Poor complexity has become notoriously undesirable. You don’t (usually) have a team sitting and doing a retrospective on a project and wondering why things weren’t complex enough. You don’t have a partner breaking up with you because things weren’t complex enough (I hope not!). I don’t know how hunter-gatherer types felt way back in the day but I imagine they had some amount of complexity in their nomadic life that first made them realize it would be simpler to just start settling down somewhere. As an artist though you probably like complexity to some extent, but who can tell with us crazy types.

But in general complexity is like a guest at a party who just showed up uninvited. Sometimes you have a little brawl with it and kick it out, and things are great again, till another one of its’ annoying friends shows up knocking on the door.

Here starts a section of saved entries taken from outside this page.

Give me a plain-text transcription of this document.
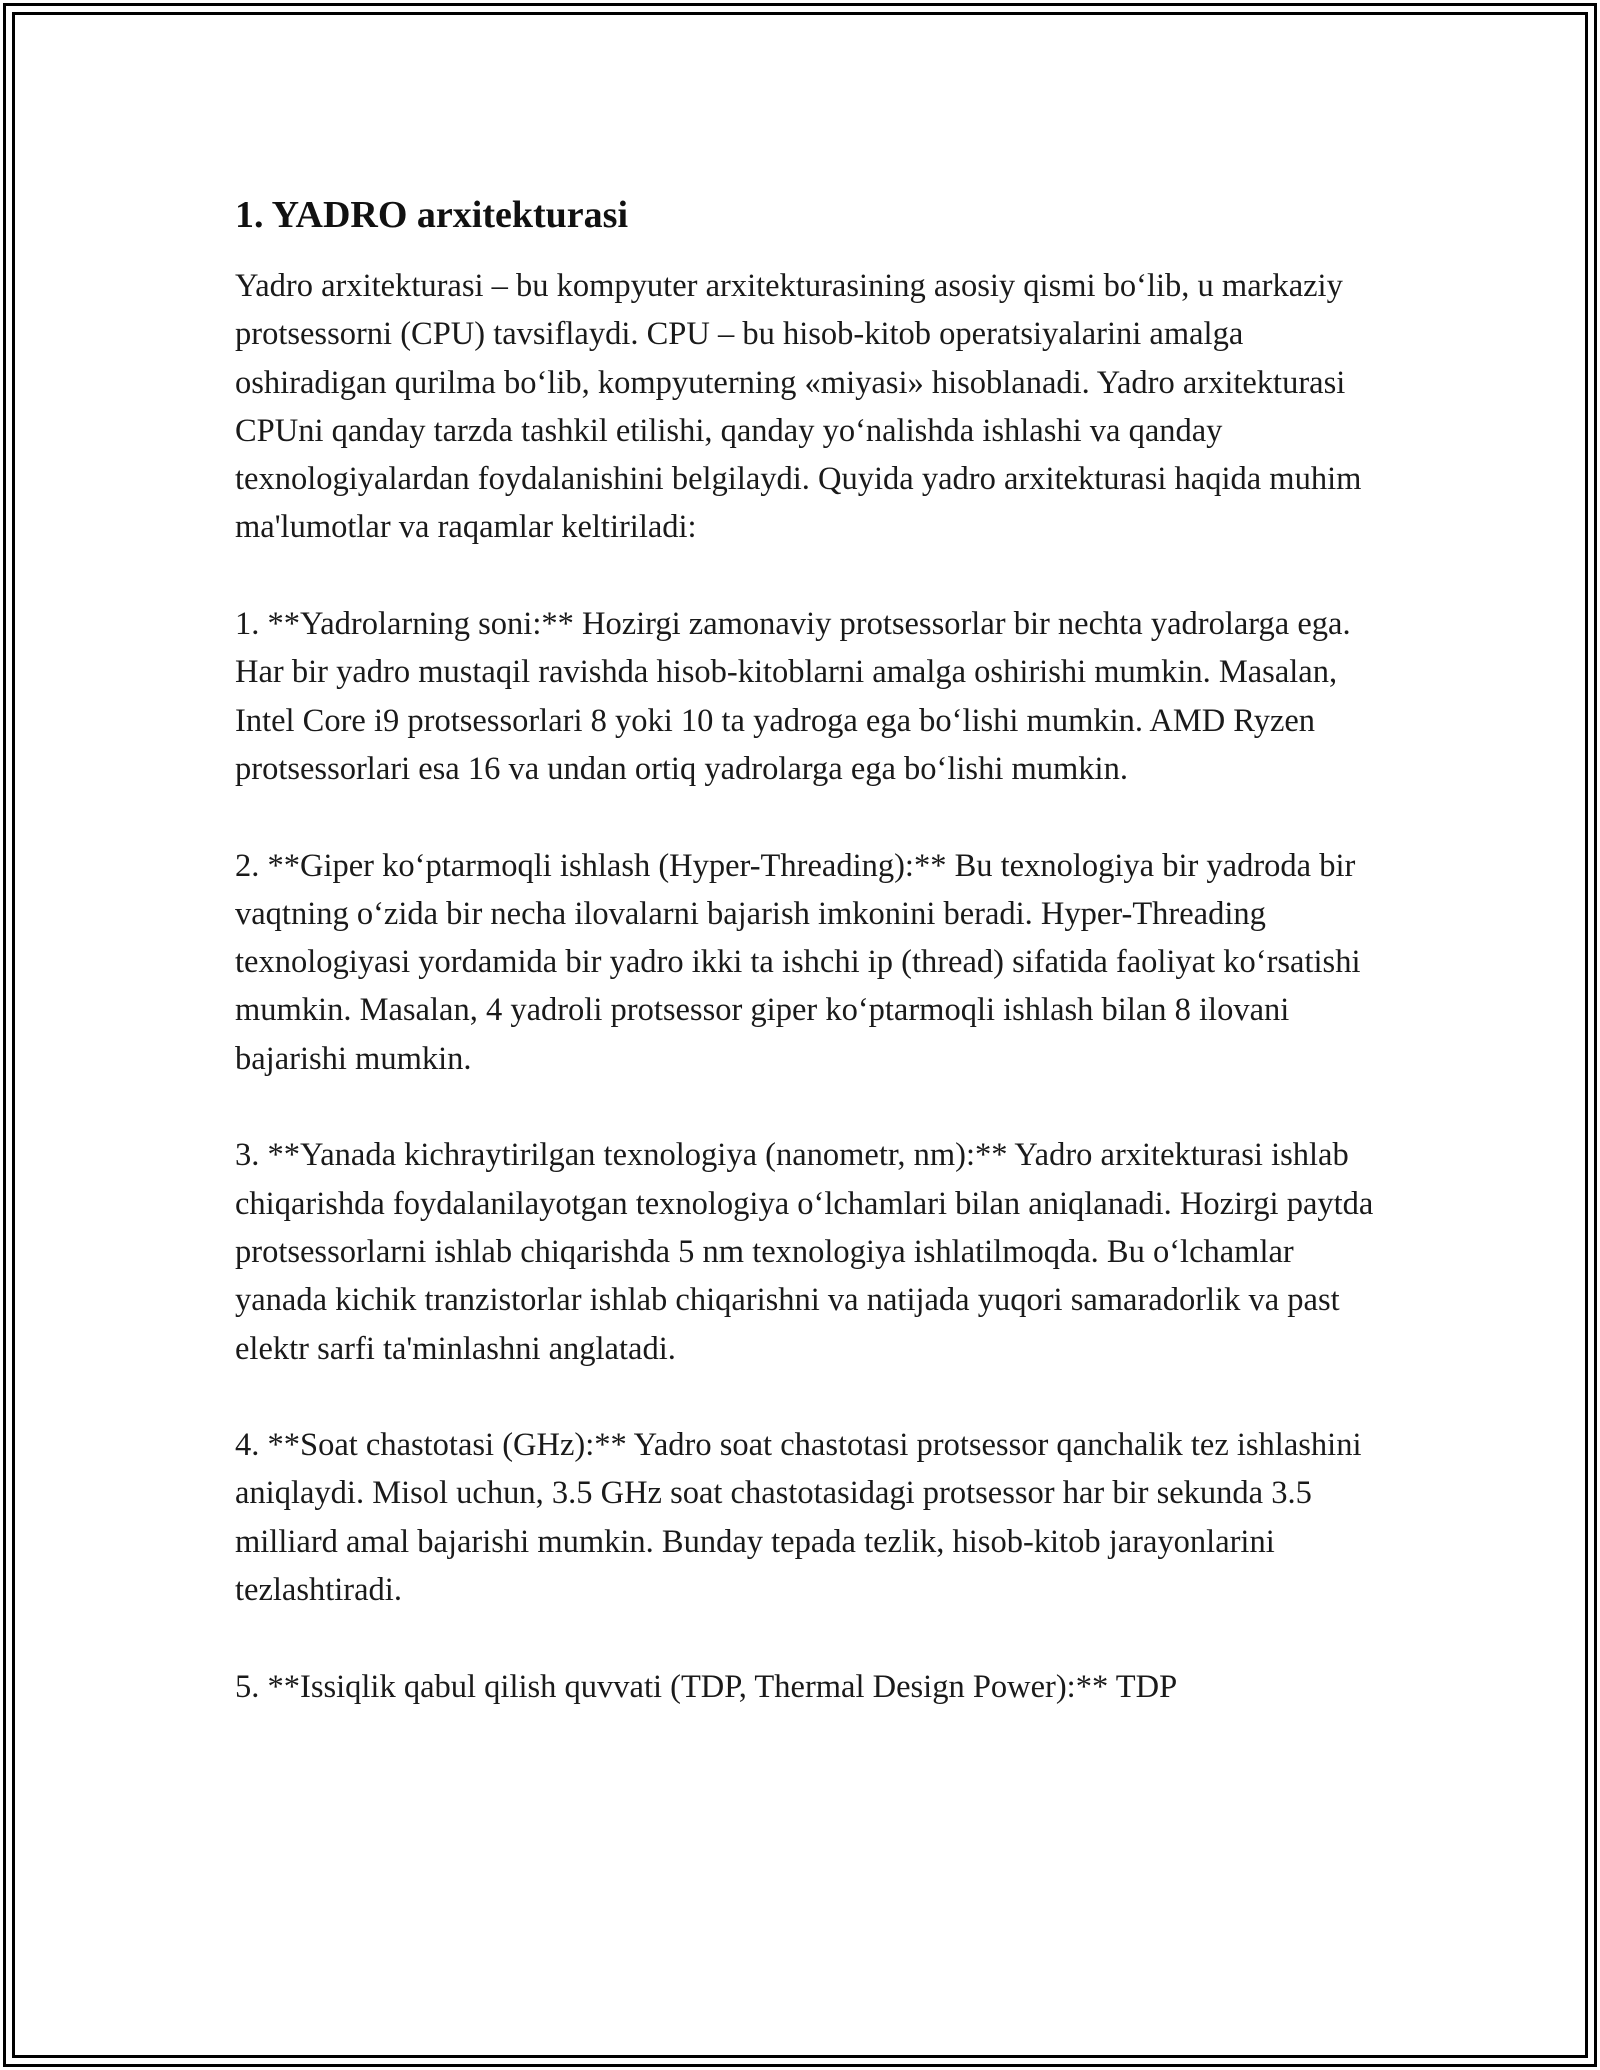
1. YADRO arxitekturasi

Yadro arxitekturasi – bu kompyuter arxitekturasining asosiy qismi bo‘lib, u markaziy protsessorni (CPU) tavsiflaydi. CPU – bu hisob-kitob operatsiyalarini amalga oshiradigan qurilma bo‘lib, kompyuterning «miyasi» hisoblanadi. Yadro arxitekturasi CPUni qanday tarzda tashkil etilishi, qanday yo‘nalishda ishlashi va qanday texnologiyalardan foydalanishini belgilaydi. Quyida yadro arxitekturasi haqida muhim ma'lumotlar va raqamlar keltiriladi:

1. **Yadrolarning soni:** Hozirgi zamonaviy protsessorlar bir nechta yadrolarga ega. Har bir yadro mustaqil ravishda hisob-kitoblarni amalga oshirishi mumkin. Masalan, Intel Core i9 protsessorlari 8 yoki 10 ta yadroga ega bo‘lishi mumkin. AMD Ryzen protsessorlari esa 16 va undan ortiq yadrolarga ega bo‘lishi mumkin.

2. **Giper ko‘ptarmoqli ishlash (Hyper-Threading):** Bu texnologiya bir yadroda bir vaqtning o‘zida bir necha ilovalarni bajarish imkonini beradi. Hyper-Threading texnologiyasi yordamida bir yadro ikki ta ishchi ip (thread) sifatida faoliyat ko‘rsatishi mumkin. Masalan, 4 yadroli protsessor giper ko‘ptarmoqli ishlash bilan 8 ilovani bajarishi mumkin.

3. **Yanada kichraytirilgan texnologiya (nanometr, nm):** Yadro arxitekturasi ishlab chiqarishda foydalanilayotgan texnologiya o‘lchamlari bilan aniqlanadi. Hozirgi paytda protsessorlarni ishlab chiqarishda 5 nm texnologiya ishlatilmoqda. Bu o‘lchamlar yanada kichik tranzistorlar ishlab chiqarishni va natijada yuqori samaradorlik va past elektr sarfi ta'minlashni anglatadi.

4. **Soat chastotasi (GHz):** Yadro soat chastotasi protsessor qanchalik tez ishlashini aniqlaydi. Misol uchun, 3.5 GHz soat chastotasidagi protsessor har bir sekunda 3.5 milliard amal bajarishi mumkin. Bunday tepada tezlik, hisob-kitob jarayonlarini tezlashtiradi.

5. **Issiqlik qabul qilish quvvati (TDP, Thermal Design Power):** TDP
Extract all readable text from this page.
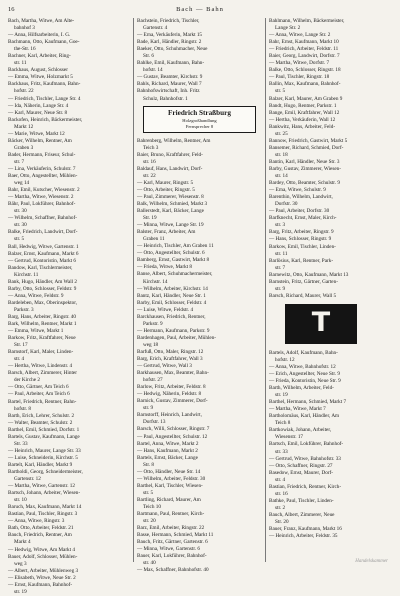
16	Bach — Bahn
Bach, Martha, Witwe, Am Alte-
bahnhof 3
— Anna, Hilfsarbeiterin, I. G.
Bachmann, Otto, Kaufmann, Goe-
the-Str. 16
Bachner, Karl, Arbeiter, Ring-
str. 11
Backhaus, August, Schlosser
— Emma, Witwe, Holzmarkt 5
Backhaus, Fritz, Kaufmann, Bahn-
hofstr. 22
— Friedrich, Tischler, Lange Str. 4
— Ida, Näherin, Lange Str. 4
— Karl, Maurer, Neue Str. 8
Backofen, Heinrich, Bäckermeister,
Markt 12
— Marie, Witwe, Markt 12
Bäcker, Wilhelm, Rentner, Am
Graben 3
Bader, Hermann, Friseur, Schul-
str. 7
— Lina, Verkäuferin, Schulstr. 7
Baer, Otto, Angestellter, Mühlen-
weg 14
Bahr, Emil, Kutscher, Wiesenstr. 2
— Martha, Witwe, Wiesenstr. 2
Bähr, Paul, Lokführer, Bahnhof-
str. 30
— Wilhelm, Schaffner, Bahnhof-
str. 30
Balke, Friedrich, Landwirt, Dorf-
str. 5
Ball, Hedwig, Witwe, Gartenstr. 1
Balzer, Ernst, Kaufmann, Markt 6
— Gertrud, Kontoristin, Markt 6
Bandow, Karl, Tischlermeister,
Kirchstr. 11
Bank, Hugo, Händler, Am Wall 2
Barby, Otto, Schlosser, Feldstr. 9
— Anna, Witwe, Feldstr. 9
Bardeleben, Max, Oberinspektor,
Parkstr. 3
Barg, Hans, Arbeiter, Ringstr. 40
Bark, Wilhelm, Rentner, Markt 1
— Emma, Witwe, Markt 1
Barkow, Fritz, Kraftfahrer, Neue
Str. 17
Barnstorf, Karl, Maler, Linden-
str. 4
— Hertha, Witwe, Lindenstr. 4
Barsch, Albert, Zimmerer, Hinter
der Kirche 2
— Otto, Gärtner, Am Teich 6
— Paul, Arbeiter, Am Teich 6
Bartel, Friedrich, Rentner, Bahn-
hofstr. 8
Barth, Erich, Lehrer, Schulstr. 2
— Walter, Beamter, Schulstr. 2
Barthel, Emil, Schmied, Dorfstr. 1
Bartels, Gustav, Kaufmann, Lange
Str. 33
— Heinrich, Maurer, Lange Str. 33
— Luise, Schneiderin, Kirchstr. 5
Bartelt, Karl, Händler, Markt 9
Bartholdi, Georg, Schneidermeister,
Gartenstr. 12
— Martha, Witwe, Gartenstr. 12
Bartsch, Johann, Arbeiter, Wiesen-
str. 10
Baruch, Max, Kaufmann, Markt 14
Bastian, Paul, Tischler, Ringstr. 3
— Anna, Witwe, Ringstr. 3
Bath, Otto, Arbeiter, Feldstr. 21
Bauch, Friedrich, Rentner, Am
Markt 4
— Hedwig, Witwe, Am Markt 4
Bauer, Adolf, Schlosser, Mühlen-
weg 3
— Albert, Arbeiter, Mühlenweg 3
— Elisabeth, Witwe, Neue Str. 2
— Ernst, Kaufmann, Bahnhof-
str. 19
Bachstein, Friedrich, Tischler,
Gartenstr. 4
— Erna, Verkäuferin, Markt 15
Bade, Karl, Händler, Ringstr. 2
Baeker, Otto, Schuhmacher, Neue
Str. 6
Bahlke, Emil, Kaufmann, Bahn-
hofstr. 14
— Gustav, Beamter, Kirchstr. 9
Bahls, Richard, Maurer, Wall 7
Bahnhofswirtschaft, Inh. Fritz
Schulz, Bahnhofstr. 1
Friedrich Straßburg
Holzgroßhandlung
Fernsprecher 8
Bahrenberg, Wilhelm, Rentner, Am
Teich 3
Baier, Bruno, Kraftfahrer, Feld-
str. 16
Baldauf, Hans, Landwirt, Dorf-
str. 22
— Karl, Maurer, Ringstr. 5
— Otto, Arbeiter, Ringstr. 5
— Paul, Zimmerer, Wiesenstr. 8
Balk, Wilhelm, Schmied, Markt 3
Ballerstedt, Karl, Bäcker, Lange
Str. 19
— Minna, Witwe, Lange Str. 19
Balster, Franz, Arbeiter, Am
Graben 11
— Heinrich, Tischler, Am Graben 11
— Otto, Angestellter, Schulstr. 6
Bamberg, Ernst, Gastwirt, Markt 8
— Frieda, Witwe, Markt 8
Banse, Albert, Schuhmachermeister,
Kirchstr. 14
— Wilhelm, Arbeiter, Kirchstr. 14
Bantz, Karl, Händler, Neue Str. 1
Barby, Emil, Schlosser, Feldstr. 4
— Luise, Witwe, Feldstr. 4
Barckhausen, Friedrich, Rentner,
Parkstr. 9
— Hermann, Kaufmann, Parkstr. 9
Bardenhagen, Paul, Arbeiter, Mühlen-
weg 18
Barfuß, Otto, Maler, Ringstr. 12
Barg, Erich, Kraftfahrer, Wall 3
— Gertrud, Witwe, Wall 3
Barkhausen, Max, Beamter, Bahn-
hofstr. 27
Barlow, Fritz, Arbeiter, Feldstr. 8
— Hedwig, Näherin, Feldstr. 8
Barnick, Gustav, Zimmerer, Dorf-
str. 9
Barnstorff, Heinrich, Landwirt,
Dorfstr. 13
Barsch, Willi, Schlosser, Ringstr. 7
— Paul, Angestellter, Schulstr. 12
Bartel, Anna, Witwe, Markt 2
— Hans, Kaufmann, Markt 2
Bartels, Ernst, Bäcker, Lange
Str. 8
— Otto, Händler, Neue Str. 14
— Wilhelm, Arbeiter, Feldstr. 30
Barthel, Karl, Tischler, Wiesen-
str. 5
Bartling, Richard, Maurer, Am
Teich 10
Bartmann, Paul, Rentner, Kirch-
str. 20
Barz, Emil, Arbeiter, Ringstr. 22
Basse, Hermann, Schmied, Markt 11
Bauch, Fritz, Gärtner, Gartenstr. 6
— Minna, Witwe, Gartenstr. 6
Bauer, Karl, Lokführer, Bahnhof-
str. 40
— Max, Schaffner, Bahnhofstr. 40
Bahlmann, Wilhelm, Bäckermeister,
Lange Str. 2
— Anna, Witwe, Lange Str. 2
Bahr, Ernst, Kaufmann, Markt 10
— Friedrich, Arbeiter, Feldstr. 11
Baier, Georg, Landwirt, Dorfstr. 7
— Martha, Witwe, Dorfstr. 7
Balke, Otto, Schlosser, Ringstr. 18
— Paul, Tischler, Ringstr. 18
Ballin, Max, Kaufmann, Bahnhof-
str. 5
Balzer, Karl, Maurer, Am Graben 9
Bandt, Hugo, Rentner, Parkstr. 1
Bange, Emil, Kraftfahrer, Wall 12
— Hertha, Verkäuferin, Wall 12
Bankwitz, Hans, Arbeiter, Feld-
str. 25
Bannow, Friedrich, Gastwirt, Markt 5
Bansemer, Richard, Schmied, Dorf-
str. 18
Bantin, Karl, Händler, Neue Str. 3
Barby, Gustav, Zimmerer, Wiesen-
str. 14
Bardey, Otto, Beamter, Schulstr. 9
— Erna, Witwe, Schulstr. 9
Barenthin, Wilhelm, Landwirt,
Dorfstr. 30
— Paul, Arbeiter, Dorfstr. 30
Barfknecht, Ernst, Maler, Kirch-
str. 3
Barg, Fritz, Arbeiter, Ringstr. 9
— Hans, Schlosser, Ringstr. 9
Barkow, Emil, Tischler, Linden-
str. 11
Barlösius, Karl, Rentner, Park-
str. 7
Barnewitz, Otto, Kaufmann, Markt 13
Barnstein, Fritz, Gärtner, Garten-
str. 9
Barsch, Richard, Maurer, Wall 5
T
Bartels, Adolf, Kaufmann, Bahn-
hofstr. 12
— Anna, Witwe, Bahnhofstr. 12
— Erich, Angestellter, Neue Str. 9
— Frieda, Kontoristin, Neue Str. 9
Barth, Wilhelm, Arbeiter, Feld-
str. 19
Barthel, Hermann, Schmied, Markt 7
— Martha, Witwe, Markt 7
Bartholomäus, Karl, Händler, Am
Teich 8
Bartkowiak, Johann, Arbeiter,
Wiesenstr. 17
Bartsch, Emil, Lokführer, Bahnhof-
str. 33
— Gertrud, Witwe, Bahnhofstr. 33
— Otto, Schaffner, Ringstr. 27
Basedow, Ernst, Maurer, Dorf-
str. 4
Bastian, Friedrich, Rentner, Kirch-
str. 16
Bathke, Paul, Tischler, Linden-
str. 2
Bauch, Albert, Zimmerer, Neue
Str. 20
Bauer, Franz, Kaufmann, Markt 16
— Heinrich, Arbeiter, Feldstr. 35
Handelskammer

But have you ever wondered what the root cause of all complexity is, though? Because we are so used to looking at it discretely in pretty much everything we do and experience, we often don’t realize where complexity actually comes from. Strangely, complexity doesn’t originate from complexity, or an ill-designed system, or a half-baked idea. Complexity comes, quite ruthlessly yet elegantly, from simplicity. Complexity is not the exception, it is the rule.

Wait, what does that even mean? Are you wondering why you are even reading this? It’s alright, I am also wondering why I am writing this so we’re even.

When I say complexity comes from simplicity, I think my mathematician friends reading this may realize where I am going with it. But as someone in no way qualified to speak of some of the mathematical concepts that inspire this idea, I’m trying to keep it simple so to speak and relate it to my worldly (and artly) experiences. Keeping it as simple as chaos can be, I mean. How simply a butterfly flapping its wings in Tokyo can cause rainfall in New York Central Park. Ah, beautiful chaos.

Nature is teeming with chaos, if it isn’t chaos itself already. Weather patterns, trees, coastlines etc., seemingly complex things originating out of the simplest of equations, unpredictable because of their sensitivity to their original conditions. And don’t you forget, we are nature too. The notion of complexity from simplicity is woven into the fabric of our very existence — the way our universe has come to it’s current state, the way something as complex as our eyes have evolved over the millennia to help us have greater chances of survival. Complexity is not the anti-pattern, it is the pattern.

The two main components of chaos theory are the idea that systems — no matter how complex they may be — rely upon an underlying order, and that very simple or small systems and events can cause very complex behaviors or events.

Complexity is basically the laws of nature doing their job. What’s simple now by design will be complex at an indeterminate time. You can run, and you can hide, but complexity will find it’s way to you at some point. The question isn’t really where does complexity come from, but when. And of course, how you learn to deal with it.